Interleukin-7 activates intestinal lymphocytes

Abstract

Human intestinal lymphocytes, particularly intraepithelial lymphocytes, proliferate minimally to some agents, like mitogens and stimuli of the CD3 pathway. This in vitro finding may be due, in part, to a loss of factors found in vivo. Three T-cell growth factors, IL-7, IL-9, and IL-12, were tested for their ability to stimulate the proliferation of intestinal lymphocytes. Both intraepithelial lymphocytes and lamina propria lymphocytes proliferated more vigorously to IL-7 than to IL-9 or IL-12, and only IL-7 increased stimulation through the CD3 pathway. The IL-7-induced response was IL-2-dependent: IL-2 receptors appeared on both intestinal lymphocyte types, and antibody to the IL-2 receptor blocked IL-7-induced proliferation.
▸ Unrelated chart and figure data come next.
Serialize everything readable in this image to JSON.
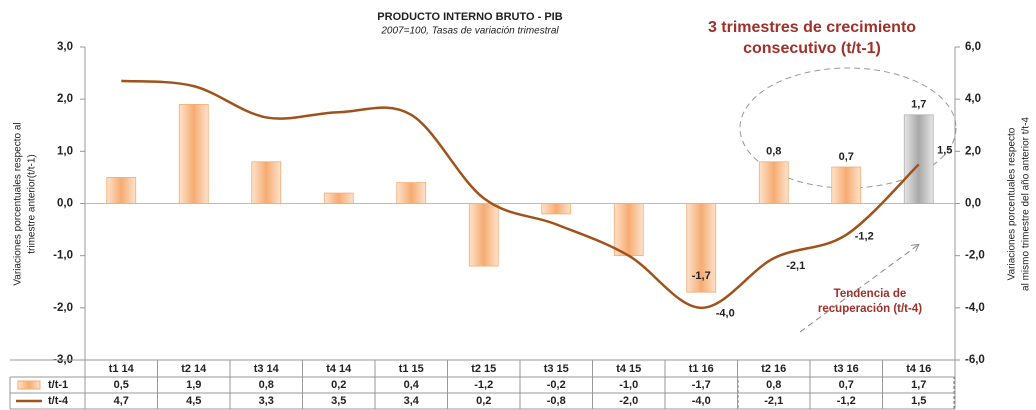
{
  "chart_data": {
    "type": "bar_line",
    "title": "PRODUCTO INTERNO BRUTO - PIB",
    "subtitle": "2007=100, Tasas de variación trimestral",
    "y_label": [
      "Variaciones porcentuales respecto al",
      "trimestre anterior(t/t-1)"
    ],
    "y2_label": [
      "Variaciones porcentuales respecto",
      "al mismo trimestre del año anterior t/t-4"
    ],
    "annotations": [
      {
        "lines": [
          "3 trimestres de crecimiento",
          "consecutivo (t/t-1)"
        ],
        "color": "#a0302a"
      },
      {
        "lines": [
          "Tendencia de",
          "recuperación (t/t-4)"
        ],
        "color": "#a0302a"
      }
    ],
    "categories": [
      "t1 14",
      "t2 14",
      "t3 14",
      "t4 14",
      "t1 15",
      "t2 15",
      "t3 15",
      "t4 15",
      "t1 16",
      "t2 16",
      "t3 16",
      "t4 16"
    ],
    "series": [
      {
        "name": "t/t-1",
        "type": "bar",
        "color": "#f6ab72",
        "colors": [
          "#f6ab72",
          "#f6ab72",
          "#f6ab72",
          "#f6ab72",
          "#f6ab72",
          "#f6ab72",
          "#f6ab72",
          "#f6ab72",
          "#f6ab72",
          "#f6ab72",
          "#f6ab72",
          "#b0b0b0"
        ],
        "values": [
          0.5,
          1.9,
          0.8,
          0.2,
          0.4,
          -1.2,
          -0.2,
          -1.0,
          -1.7,
          0.8,
          0.7,
          1.7
        ],
        "value_labels": [
          "0,5",
          "1,9",
          "0,8",
          "0,2",
          "0,4",
          "-1,2",
          "-0,2",
          "-1,0",
          "-1,7",
          "0,8",
          "0,7",
          "1,7"
        ]
      },
      {
        "name": "t/t-4",
        "type": "line",
        "axis": "y2",
        "color": "#a0521b",
        "values": [
          4.7,
          4.5,
          3.3,
          3.5,
          3.4,
          0.2,
          -0.8,
          -2.0,
          -4.0,
          -2.1,
          -1.2,
          1.5
        ],
        "value_labels": [
          "4,7",
          "4,5",
          "3,3",
          "3,5",
          "3,4",
          "0,2",
          "-0,8",
          "-2,0",
          "-4,0",
          "-2,1",
          "-1,2",
          "1,5"
        ]
      }
    ],
    "ylim": [
      -3,
      3
    ],
    "yticks": [
      {
        "value": -3,
        "label": "-3,0"
      },
      {
        "value": -2,
        "label": "-2,0"
      },
      {
        "value": -1,
        "label": "-1,0"
      },
      {
        "value": 0,
        "label": "0,0"
      },
      {
        "value": 1,
        "label": "1,0"
      },
      {
        "value": 2,
        "label": "2,0"
      },
      {
        "value": 3,
        "label": "3,0"
      }
    ],
    "y2lim": [
      -6,
      6
    ],
    "y2ticks": [
      {
        "value": -6,
        "label": "-6,0"
      },
      {
        "value": -4,
        "label": "-4,0"
      },
      {
        "value": -2,
        "label": "-2,0"
      },
      {
        "value": 0,
        "label": "0,0"
      },
      {
        "value": 2,
        "label": "2,0"
      },
      {
        "value": 4,
        "label": "4,0"
      },
      {
        "value": 6,
        "label": "6,0"
      }
    ]
  }
}
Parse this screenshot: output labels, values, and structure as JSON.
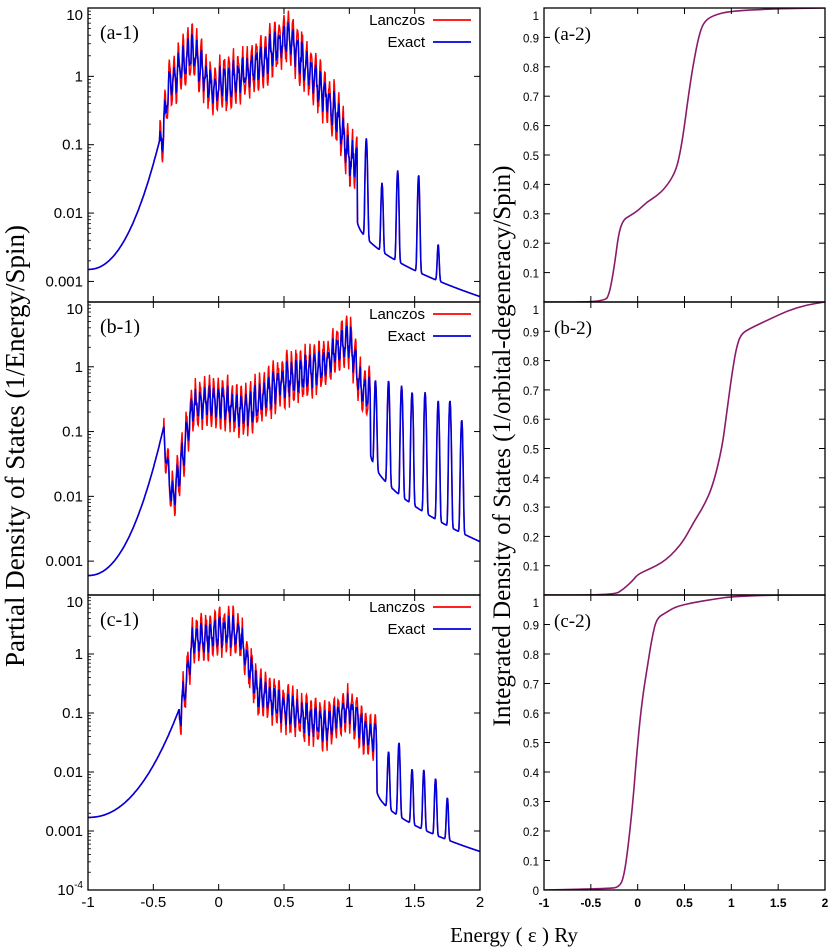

Both CD4+ and CD8+ T-cell subsets responded to this cytokine as shown by phenotype-depletion experiments and constancy in the CD4/CD8 ratios after culture with IL-7. In addition, the T-cell receptor alpha beta and gamma delta subsets responded equally well to IL-7. This newly described selective proliferative response of intestinal lymphocytes to IL-7, but not to IL-9 or IL-12, requires no preactivation and may enhance growth in vivo.